Philip Parmalee, a 24-year-old graduate of the Wright flying school, was selected as the pilot. He was trained at the Wright’s school located in Montgomery Alabama.

There were few navigational aids to guide flight in those days, so Orville gave Parmalee a map of a railroad track to follow to Columbus, which he fastened to a wing strut for ease of viewing.

At 10:45 a.m. on November 7, 1910, Parmalee took off from Huffman Prairie airfield outside of Dayton headed for Columbus. Huffman Prairie was in reality a cow pasture that the Wrights used after their experiments at Kitty Hawk. It is now a part of Wright-Patterson Air Force Base.

Parmalee’s destination in Columbus was a racetrack marked with white flags to improve visibility from the air.

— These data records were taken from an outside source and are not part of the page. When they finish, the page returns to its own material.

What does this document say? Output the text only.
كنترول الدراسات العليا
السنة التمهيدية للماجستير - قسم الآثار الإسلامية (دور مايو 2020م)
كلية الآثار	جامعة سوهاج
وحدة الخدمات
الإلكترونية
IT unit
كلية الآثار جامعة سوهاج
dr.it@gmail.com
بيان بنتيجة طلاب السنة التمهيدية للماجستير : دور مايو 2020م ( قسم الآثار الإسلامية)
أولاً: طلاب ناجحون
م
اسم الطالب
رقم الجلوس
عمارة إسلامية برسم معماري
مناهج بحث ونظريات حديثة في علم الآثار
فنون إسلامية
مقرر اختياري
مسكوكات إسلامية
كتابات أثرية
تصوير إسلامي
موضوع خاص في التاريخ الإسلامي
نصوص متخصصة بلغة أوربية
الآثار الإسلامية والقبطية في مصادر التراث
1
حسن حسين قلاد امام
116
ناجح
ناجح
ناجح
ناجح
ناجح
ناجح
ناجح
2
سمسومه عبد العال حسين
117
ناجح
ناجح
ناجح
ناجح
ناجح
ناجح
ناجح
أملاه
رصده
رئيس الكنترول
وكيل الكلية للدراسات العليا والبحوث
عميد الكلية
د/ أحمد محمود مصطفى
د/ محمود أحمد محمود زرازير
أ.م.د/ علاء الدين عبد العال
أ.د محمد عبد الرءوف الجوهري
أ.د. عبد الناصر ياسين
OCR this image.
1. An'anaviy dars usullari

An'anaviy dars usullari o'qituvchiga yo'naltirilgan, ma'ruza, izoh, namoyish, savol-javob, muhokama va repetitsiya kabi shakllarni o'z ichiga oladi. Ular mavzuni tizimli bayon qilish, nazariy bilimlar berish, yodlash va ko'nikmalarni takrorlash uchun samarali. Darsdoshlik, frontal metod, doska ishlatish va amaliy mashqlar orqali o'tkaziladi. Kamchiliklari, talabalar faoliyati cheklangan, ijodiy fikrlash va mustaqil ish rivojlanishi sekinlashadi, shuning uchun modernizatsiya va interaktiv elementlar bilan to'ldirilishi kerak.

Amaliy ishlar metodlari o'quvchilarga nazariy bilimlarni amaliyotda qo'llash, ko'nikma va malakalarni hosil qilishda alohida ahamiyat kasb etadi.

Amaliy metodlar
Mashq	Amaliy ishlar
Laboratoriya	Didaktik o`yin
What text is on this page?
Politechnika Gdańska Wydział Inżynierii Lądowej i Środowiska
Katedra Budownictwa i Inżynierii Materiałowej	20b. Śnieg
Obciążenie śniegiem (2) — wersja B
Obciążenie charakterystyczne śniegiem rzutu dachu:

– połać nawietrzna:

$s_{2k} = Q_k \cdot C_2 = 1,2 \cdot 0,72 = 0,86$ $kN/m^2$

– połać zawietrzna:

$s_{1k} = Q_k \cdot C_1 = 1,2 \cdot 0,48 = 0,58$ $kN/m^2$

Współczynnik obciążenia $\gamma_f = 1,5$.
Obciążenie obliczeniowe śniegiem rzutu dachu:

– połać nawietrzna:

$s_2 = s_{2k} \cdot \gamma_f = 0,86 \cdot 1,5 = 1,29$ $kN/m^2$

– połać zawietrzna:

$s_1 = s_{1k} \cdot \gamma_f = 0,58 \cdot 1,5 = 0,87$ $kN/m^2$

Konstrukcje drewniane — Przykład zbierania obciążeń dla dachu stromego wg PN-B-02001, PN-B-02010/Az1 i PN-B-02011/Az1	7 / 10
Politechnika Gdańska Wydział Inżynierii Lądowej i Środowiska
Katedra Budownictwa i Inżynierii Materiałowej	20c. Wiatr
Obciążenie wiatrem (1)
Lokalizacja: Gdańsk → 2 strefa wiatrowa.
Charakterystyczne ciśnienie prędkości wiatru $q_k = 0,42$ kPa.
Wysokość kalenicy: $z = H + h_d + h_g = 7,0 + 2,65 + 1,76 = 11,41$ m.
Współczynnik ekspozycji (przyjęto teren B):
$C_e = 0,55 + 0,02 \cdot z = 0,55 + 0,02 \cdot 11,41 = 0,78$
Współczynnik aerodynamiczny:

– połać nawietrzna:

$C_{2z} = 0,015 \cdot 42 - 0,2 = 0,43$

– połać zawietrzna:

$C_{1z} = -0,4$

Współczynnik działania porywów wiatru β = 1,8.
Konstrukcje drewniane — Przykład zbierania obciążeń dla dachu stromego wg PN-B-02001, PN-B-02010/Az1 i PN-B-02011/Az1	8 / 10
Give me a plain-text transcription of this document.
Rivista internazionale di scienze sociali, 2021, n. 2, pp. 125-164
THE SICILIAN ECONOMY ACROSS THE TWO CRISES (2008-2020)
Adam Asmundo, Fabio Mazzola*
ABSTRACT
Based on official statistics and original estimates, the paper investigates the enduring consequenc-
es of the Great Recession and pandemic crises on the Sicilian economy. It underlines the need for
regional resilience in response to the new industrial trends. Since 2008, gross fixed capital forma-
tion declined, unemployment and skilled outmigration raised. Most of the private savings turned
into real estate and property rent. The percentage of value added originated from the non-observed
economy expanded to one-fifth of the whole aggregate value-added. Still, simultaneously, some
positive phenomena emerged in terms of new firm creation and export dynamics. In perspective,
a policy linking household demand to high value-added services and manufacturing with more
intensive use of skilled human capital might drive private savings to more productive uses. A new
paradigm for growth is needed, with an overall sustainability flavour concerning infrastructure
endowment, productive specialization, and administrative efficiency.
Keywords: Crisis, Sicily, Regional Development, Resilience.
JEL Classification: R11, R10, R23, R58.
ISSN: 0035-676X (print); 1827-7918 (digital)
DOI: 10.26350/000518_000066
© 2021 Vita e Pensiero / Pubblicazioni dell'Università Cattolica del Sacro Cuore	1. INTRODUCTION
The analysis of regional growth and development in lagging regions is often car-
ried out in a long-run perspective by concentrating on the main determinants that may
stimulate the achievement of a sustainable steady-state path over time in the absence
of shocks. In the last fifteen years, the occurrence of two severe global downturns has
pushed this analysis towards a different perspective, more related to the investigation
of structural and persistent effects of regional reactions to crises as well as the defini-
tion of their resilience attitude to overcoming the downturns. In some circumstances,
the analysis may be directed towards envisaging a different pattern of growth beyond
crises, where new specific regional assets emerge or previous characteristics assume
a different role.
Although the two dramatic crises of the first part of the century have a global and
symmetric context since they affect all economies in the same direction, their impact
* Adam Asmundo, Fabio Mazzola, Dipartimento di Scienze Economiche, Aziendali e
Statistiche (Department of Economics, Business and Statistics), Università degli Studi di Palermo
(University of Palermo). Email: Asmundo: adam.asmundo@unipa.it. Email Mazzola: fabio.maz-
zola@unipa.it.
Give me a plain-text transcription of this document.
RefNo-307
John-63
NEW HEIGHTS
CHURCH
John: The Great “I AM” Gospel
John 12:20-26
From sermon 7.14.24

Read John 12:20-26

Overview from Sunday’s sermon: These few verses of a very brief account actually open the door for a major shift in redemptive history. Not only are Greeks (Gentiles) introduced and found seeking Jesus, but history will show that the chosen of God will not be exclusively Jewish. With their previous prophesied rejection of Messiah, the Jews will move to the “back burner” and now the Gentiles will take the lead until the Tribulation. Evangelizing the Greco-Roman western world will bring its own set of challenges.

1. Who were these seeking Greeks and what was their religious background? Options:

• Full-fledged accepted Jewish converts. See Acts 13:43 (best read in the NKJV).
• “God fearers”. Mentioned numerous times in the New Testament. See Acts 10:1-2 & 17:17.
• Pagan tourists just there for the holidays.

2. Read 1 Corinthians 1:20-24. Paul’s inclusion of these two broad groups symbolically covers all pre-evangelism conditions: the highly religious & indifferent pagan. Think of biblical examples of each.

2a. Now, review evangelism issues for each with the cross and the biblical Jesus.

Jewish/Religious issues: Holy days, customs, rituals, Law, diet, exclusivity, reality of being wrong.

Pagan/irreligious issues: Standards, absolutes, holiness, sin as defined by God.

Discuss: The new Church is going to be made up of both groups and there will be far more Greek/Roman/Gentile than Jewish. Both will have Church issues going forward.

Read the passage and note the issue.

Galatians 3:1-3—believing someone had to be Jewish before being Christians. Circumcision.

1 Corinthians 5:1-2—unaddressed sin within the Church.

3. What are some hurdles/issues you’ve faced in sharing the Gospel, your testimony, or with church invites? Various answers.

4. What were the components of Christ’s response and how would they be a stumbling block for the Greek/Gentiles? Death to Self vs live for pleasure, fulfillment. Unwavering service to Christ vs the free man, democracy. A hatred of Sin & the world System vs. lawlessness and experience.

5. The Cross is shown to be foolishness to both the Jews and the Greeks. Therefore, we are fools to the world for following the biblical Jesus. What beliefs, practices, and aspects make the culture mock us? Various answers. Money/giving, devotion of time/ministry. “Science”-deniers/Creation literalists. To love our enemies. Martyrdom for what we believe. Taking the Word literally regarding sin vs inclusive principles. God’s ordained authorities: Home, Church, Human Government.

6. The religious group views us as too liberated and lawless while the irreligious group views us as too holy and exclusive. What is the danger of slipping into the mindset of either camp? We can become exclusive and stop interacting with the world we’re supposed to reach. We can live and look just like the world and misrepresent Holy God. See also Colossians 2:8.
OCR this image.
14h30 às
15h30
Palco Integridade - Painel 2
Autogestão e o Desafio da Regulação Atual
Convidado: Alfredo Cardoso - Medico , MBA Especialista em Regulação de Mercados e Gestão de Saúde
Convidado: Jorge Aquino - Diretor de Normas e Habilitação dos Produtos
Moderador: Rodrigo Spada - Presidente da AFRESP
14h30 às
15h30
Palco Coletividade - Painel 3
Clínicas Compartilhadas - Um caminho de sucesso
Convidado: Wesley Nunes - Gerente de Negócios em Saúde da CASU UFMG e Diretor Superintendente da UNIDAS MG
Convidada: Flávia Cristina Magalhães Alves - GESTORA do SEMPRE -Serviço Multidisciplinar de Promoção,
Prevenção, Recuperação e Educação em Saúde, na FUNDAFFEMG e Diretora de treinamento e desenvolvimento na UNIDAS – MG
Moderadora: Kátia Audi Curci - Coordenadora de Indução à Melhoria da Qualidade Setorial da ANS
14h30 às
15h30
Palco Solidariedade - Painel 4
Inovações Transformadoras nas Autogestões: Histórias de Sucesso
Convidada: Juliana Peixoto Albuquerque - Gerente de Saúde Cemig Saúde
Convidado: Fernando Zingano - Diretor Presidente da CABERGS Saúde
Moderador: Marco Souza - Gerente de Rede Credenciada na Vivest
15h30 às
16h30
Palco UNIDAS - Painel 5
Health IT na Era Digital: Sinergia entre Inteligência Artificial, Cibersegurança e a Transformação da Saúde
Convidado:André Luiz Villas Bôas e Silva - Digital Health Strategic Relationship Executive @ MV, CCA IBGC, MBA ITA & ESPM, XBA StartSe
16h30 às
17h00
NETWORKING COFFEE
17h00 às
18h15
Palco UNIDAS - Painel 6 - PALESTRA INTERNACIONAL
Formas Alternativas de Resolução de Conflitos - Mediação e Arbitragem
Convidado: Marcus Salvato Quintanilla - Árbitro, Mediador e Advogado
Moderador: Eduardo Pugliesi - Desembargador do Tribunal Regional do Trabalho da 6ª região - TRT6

Parmalee flew at an elevation of 2,000-3,000 feet sitting on the wing with no protection from the wind. The wind-chill factor that day was below zero. He would sometimes turn the plane so that he would be in the sun’s rays and clap his hands to keep warm.

Thousands of people lined the route and cheered as he flew over. Three thousand people waited at the Columbus racetrack for his arrival. Morehouse, always the businessman, charged them $1.00 for general admission and $1.25 for reserved seats. Parking was $3.00.

Sixty-six minutes after taking off from Dayton, Parmalee landed at the racetrack. He had covered the 65 miles in 66 minutes, setting a new world speed record for cross-country flight. The news of the first cargo flight was covered in newspapers around the world.

A new industry was launched, but it would be more than a decade before air cargo became commonplace. It would lead eventually to creating the present day global economy.

Morehouse, the department store owner, not only received worldwide publicity, but also made a profit on his $5,000 investment. In addition to selling tickets to the racetrack attendees, he sold swatches of the silk on a post card for five cents a card as well at lengths of silk for $1.35 a yard.

Philip Parmalee left the Wright Brother employment and flew early U.S. Air Mail. In early 1911 in San Francisco, he was the pilot of a Wright Model B that conducted the first Army experiments with dropping live bombs from aircraft. Two years after his celebrated cargo flight, he was killed in an airplane crash at Yakima, Washington.